6. Bölüm

1.3K 190 16
                                    

Bugün restorana geç geldiği için aç gelmişti. Ama çok da haklı bir sebebi vardı. Biricik arkadaşı, can dostu Meral, iki günlüğüne Fethiye'ye gelmişti. O yüzden tüm gününü ona ayırmıştı. Saatin nasıl geçtiğini anlamayınca, apar topar restorana gelmişti. İnsanlar da gelmeye başlamış olduğundan yemek yemeye vakti olmamıştı. Şimdi ancak ortalık sakinlemişken yiyebiliyordu. Üstelik Meral de gelmişti restorana! Karşılıklı sohbetin dibine vurarak yemeklerini yiyorlardı.

Üniversiteden pek arkadaşı kalmamıştı Merih'in. Meral kalan nadir olanlardandı. Daha az samimi olduğu arkadaşları elbette ki vardı ama bölümündeki popülaritesi bir Venüs'ünki kadar hiçbir zaman olmamıştı.

Öğlen buzlu kahvelerini içtikleri bir sırada, ilk kez Venüs ve kendisinden başkasının bu karmaşayı bilmesine izin vermek suretiyle ona giriştikleri planı anlatmıştı. Meral'in dinlerken bile kafası karışmış, yorulmuştu. Çokça da gülmüştü kızların haline. Merih'in Tarık aşkına Venüs kadar hâkim biri daha varsa, o da Meral'den başkası değildi.

Yemek yerken burada yaşanan yemek gecesinin detaylarını anlatmıştı. Meral gerçekten gülmesini durduramıyordu. Merih de insanların onları duyup durumu sorgulamasından biraz tırssa da, Meral sayesinde olaya dışarıdan bakan bir göz gibi düşünüp biraz eğlenebiliyordu.

"Yalnız bir şey diyeceğim, bu yemekler sahiden çok lezzetliymiş. Ada restoranın neden adı var çok net anlaşıldı şu an. Şimdiye kadar onca kez gelip de neden hiç yememişim ki?" Meral tok olan taraf olmasına rağmen hapur hupur her şeyden yiyordu.

"Eee, Sıtkı abiyle Esat abi bir numaradırlar çünkü." Merih nefeslenmek için durakladığı anda bile kolasından bir yudum alıp devam etti. İnanılmaz acıkmıştı.

"Afiyet olsun gençler!" Merih Ali'nin sesini duymasıyla aceleyle yutkunmaya çalışarak kendisini bir boğulmanın içine attı. Yine bir yudum kolayla durumu kurtarırken Ali gelip elini onun omzuna koydu.
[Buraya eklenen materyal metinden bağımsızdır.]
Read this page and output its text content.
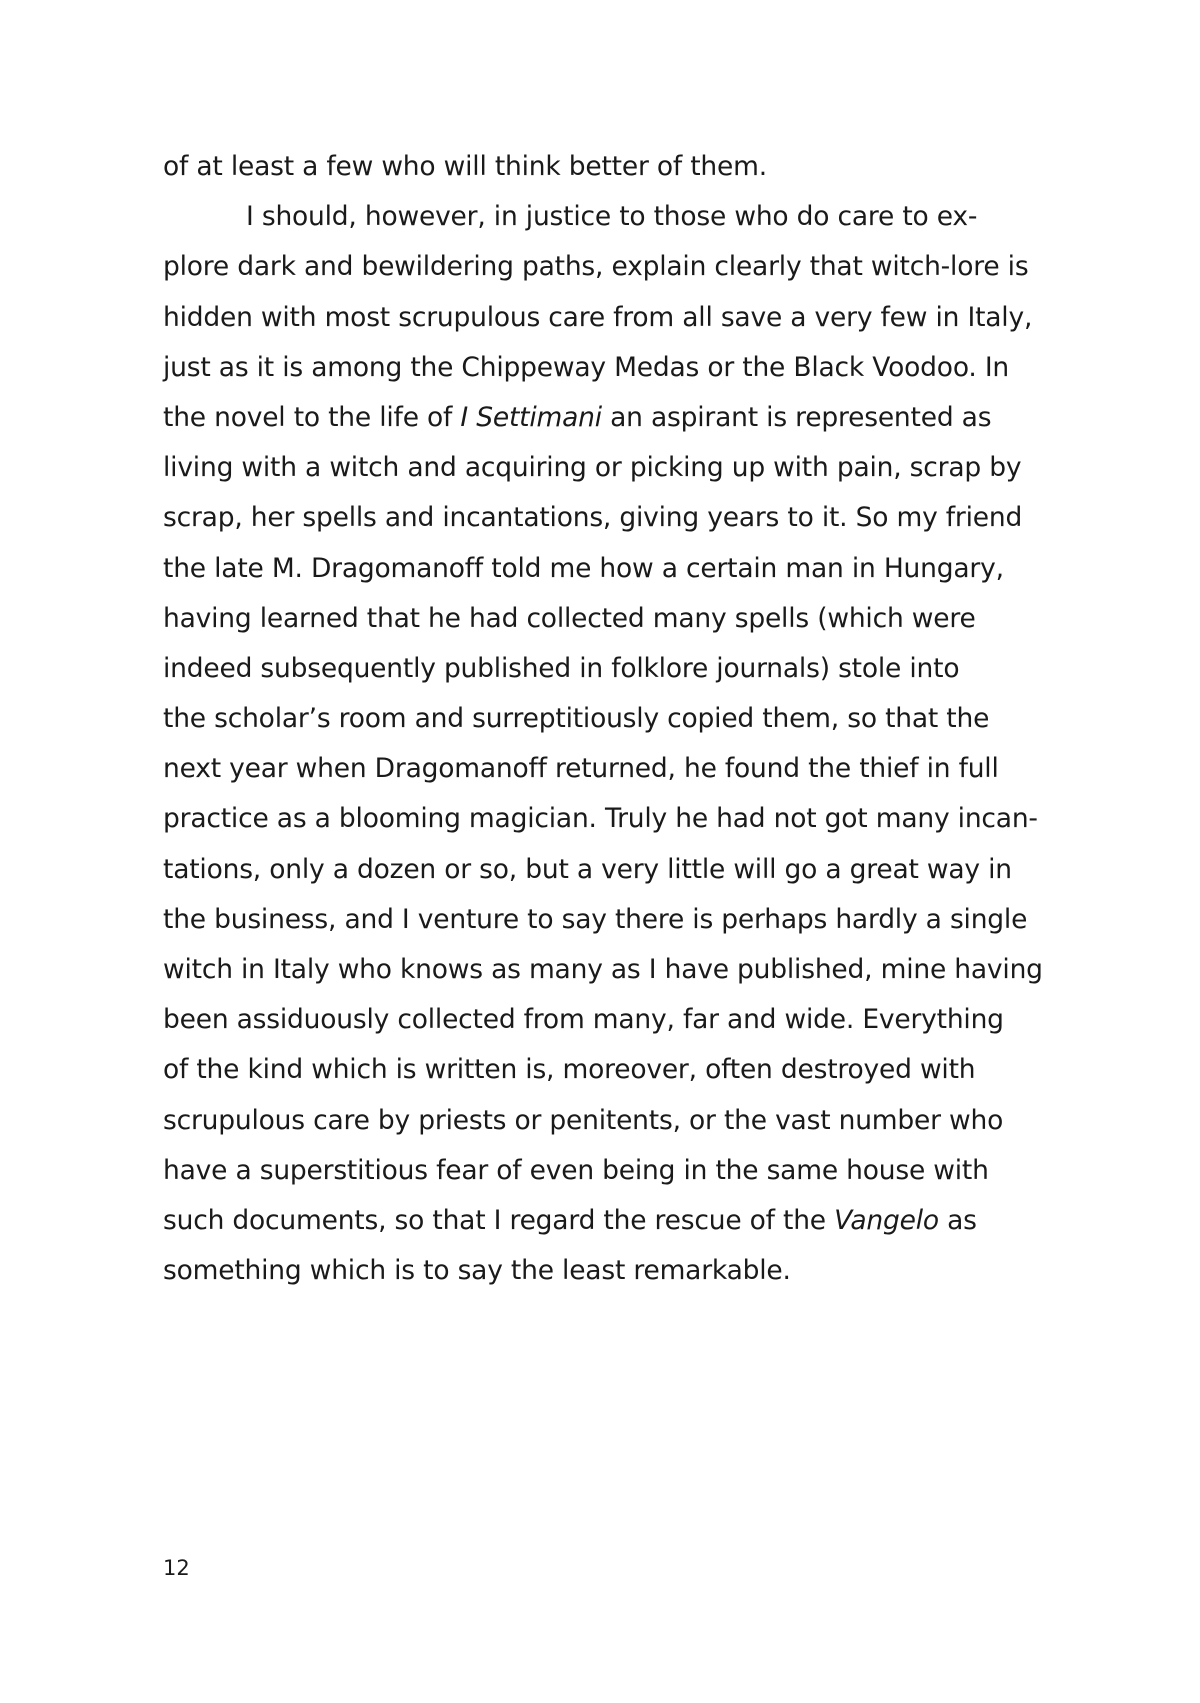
of at least a few who will think better of them.
I should, however, in justice to those who do care to ex-
plore dark and bewildering paths, explain clearly that witch-lore is
hidden with most scrupulous care from all save a very few in Italy,
just as it is among the Chippeway Medas or the Black Voodoo. In
the novel to the life of I Settimani an aspirant is represented as
living with a witch and acquiring or picking up with pain, scrap by
scrap, her spells and incantations, giving years to it. So my friend
the late M. Dragomanoff told me how a certain man in Hungary,
having learned that he had collected many spells (which were
indeed subsequently published in folklore journals) stole into
the scholar’s room and surreptitiously copied them, so that the
next year when Dragomanoff returned, he found the thief in full
practice as a blooming magician. Truly he had not got many incan-
tations, only a dozen or so, but a very little will go a great way in
the business, and I venture to say there is perhaps hardly a single
witch in Italy who knows as many as I have published, mine having
been assiduously collected from many, far and wide. Everything
of the kind which is written is, moreover, often destroyed with
scrupulous care by priests or penitents, or the vast number who
have a superstitious fear of even being in the same house with
such documents, so that I regard the rescue of the Vangelo as
something which is to say the least remarkable.
12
Meral kendinden geçmiş garip bir sesle "Teşekkürler," diye mırıldandı. Zar zor yutkunurken gözlerini Ali'den alamıyordu.

"Teşekkürler Ali abi. Esat abi her zamanki gibi döktürmüş, ben de hazır arkadaşım ziyarete gelmişken onun eşsiz yemeklerinden yediriyordum ona."

Ali Meral'e dönerek hafifçe tebessüm etti. Bugün yine ciddi olduğu bir gündü. Ciddi olduğu günlerde pek iş saatleri içerisinde gülümsemezdi. Ama nezaketsizlik etmek de istememişti.

"Hoş geldiniz," dedi elini uzatarak. "Ali Kızıldağ ben."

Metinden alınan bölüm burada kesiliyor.